Carl T Wittwer University of Utah, United States of America |
Abstract
We experimentally dissected the kinetic requirements of PCR into the stages of DNA denaturation, primer annealing, and polymerase extension. A commercial capillary LightCycler™ was used to correlate PCR product length to required extension times. More accurate results for all stages were obtained by using a custom “extreme” temperature cycling instrument. Increased primer and polymerase concentrations were allowed to increase speed, and actual temperatures were measured in real time rather than programmed or predicted. Two stages were left long and not limiting, while the other was varied until Cqs increased.
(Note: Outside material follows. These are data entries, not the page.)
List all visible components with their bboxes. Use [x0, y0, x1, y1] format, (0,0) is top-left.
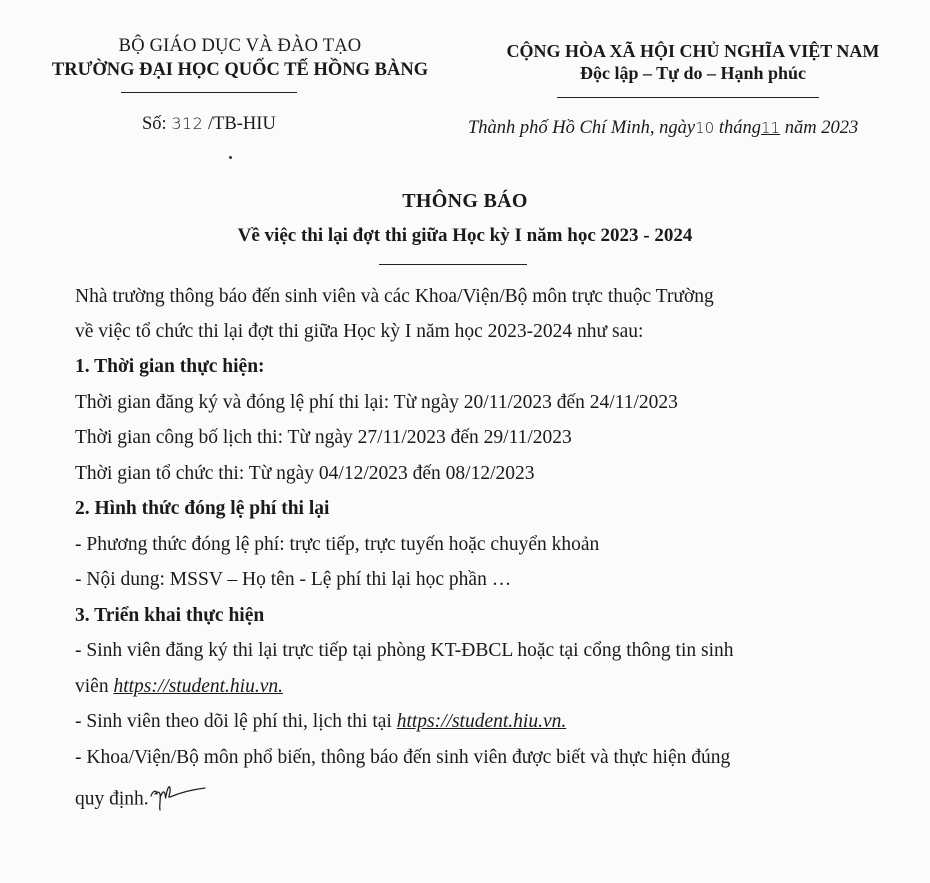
year-text: năm 2023: [780, 118, 858, 138]
document-title: THÔNG BÁO: [0, 190, 930, 213]
issuer-divider: [121, 92, 297, 93]
section-3-line: - Sinh viên đăng ký thi lại trực tiếp tạ…: [75, 640, 895, 662]
republic-name: CỘNG HÒA XÃ HỘI CHỦ NGHĨA VIỆT NAM: [478, 40, 908, 62]
section-3-line-prefix: viên: [75, 676, 113, 697]
issuer-header: BỘ GIÁO DỤC VÀ ĐÀO TẠO TRƯỜNG ĐẠI HỌC QU…: [20, 34, 460, 82]
university-name: TRƯỜNG ĐẠI HỌC QUỐC TẾ HỒNG BÀNG: [20, 58, 460, 82]
section-3-line: viên https://student.hiu.vn.: [75, 676, 895, 698]
day-handwritten: 10: [695, 119, 714, 137]
section-2-heading: 2. Hình thức đóng lệ phí thi lại: [75, 498, 895, 520]
intro-line-1: Nhà trường thông báo đến sinh viên và cá…: [75, 286, 895, 308]
place-prefix: Thành phố Hồ Chí Minh, ngày: [468, 118, 695, 138]
closing-text: quy định.: [75, 788, 149, 809]
national-header: CỘNG HÒA XÃ HỘI CHỦ NGHĨA VIỆT NAM Độc l…: [478, 40, 908, 84]
document-number-prefix: Số:: [142, 114, 167, 134]
student-portal-link[interactable]: https://student.hiu.vn.: [397, 711, 567, 732]
national-motto: Độc lập – Tự do – Hạnh phúc: [478, 62, 908, 84]
document-subtitle: Về việc thi lại đợt thi giữa Học kỳ I nă…: [0, 225, 930, 247]
section-2-line: - Phương thức đóng lệ phí: trực tiếp, tr…: [75, 534, 895, 556]
section-3-heading: 3. Triển khai thực hiện: [75, 605, 895, 627]
section-1-line: Thời gian đăng ký và đóng lệ phí thi lại…: [75, 392, 895, 414]
month-label: tháng: [714, 118, 761, 138]
section-3-line: - Khoa/Viện/Bộ môn phổ biến, thông báo đ…: [75, 747, 895, 769]
document-number-suffix: /TB-HIU: [208, 114, 276, 134]
section-3-line: quy định.: [75, 782, 895, 818]
title-divider: [379, 264, 527, 265]
student-portal-link[interactable]: https://student.hiu.vn.: [113, 676, 283, 697]
section-2-line: - Nội dung: MSSV – Họ tên - Lệ phí thi l…: [75, 569, 895, 591]
document-number-handwritten: 312: [171, 114, 203, 133]
motto-divider: [557, 97, 819, 98]
stray-dot: [229, 156, 232, 159]
ministry-name: BỘ GIÁO DỤC VÀ ĐÀO TẠO: [20, 34, 460, 58]
document-number: Số: 312 /TB-HIU: [142, 114, 276, 135]
section-3-line-prefix: - Sinh viên theo dõi lệ phí thi, lịch th…: [75, 711, 397, 732]
intro-line-2: về việc tổ chức thi lại đợt thi giữa Học…: [75, 321, 895, 343]
section-1-line: Thời gian công bố lịch thi: Từ ngày 27/1…: [75, 427, 895, 449]
section-1-line: Thời gian tổ chức thi: Từ ngày 04/12/202…: [75, 463, 895, 485]
month-handwritten: 11: [761, 119, 780, 137]
place-date: Thành phố Hồ Chí Minh, ngày10 tháng11 nă…: [468, 118, 858, 139]
section-1-heading: 1. Thời gian thực hiện:: [75, 356, 895, 378]
initials-signature-icon: [149, 782, 209, 818]
section-3-line: - Sinh viên theo dõi lệ phí thi, lịch th…: [75, 711, 895, 733]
Under the conditions used, polymerase extension times depended on product length with about 1 s needed for every 100 bps. Cqs started to increase after 200-500 ms above the denaturation threshold, and after 300-1,000 ms below the annealing threshold. Temperature thresholds were set by including >98% of the derivative melting curve areas as experimentally determined by melting curves under PCR conditions. Progressing from rapid cycle PCR to extreme PCR has decreased cycling times by 10-60 fold. If temperatures are controlled accurately and flexibility in reagents is allowed, PCR of short products can be performed in less than 15 s. We also put PCR in context to other emerging methods and consider its relevance to the evolution of molecular diagnostics.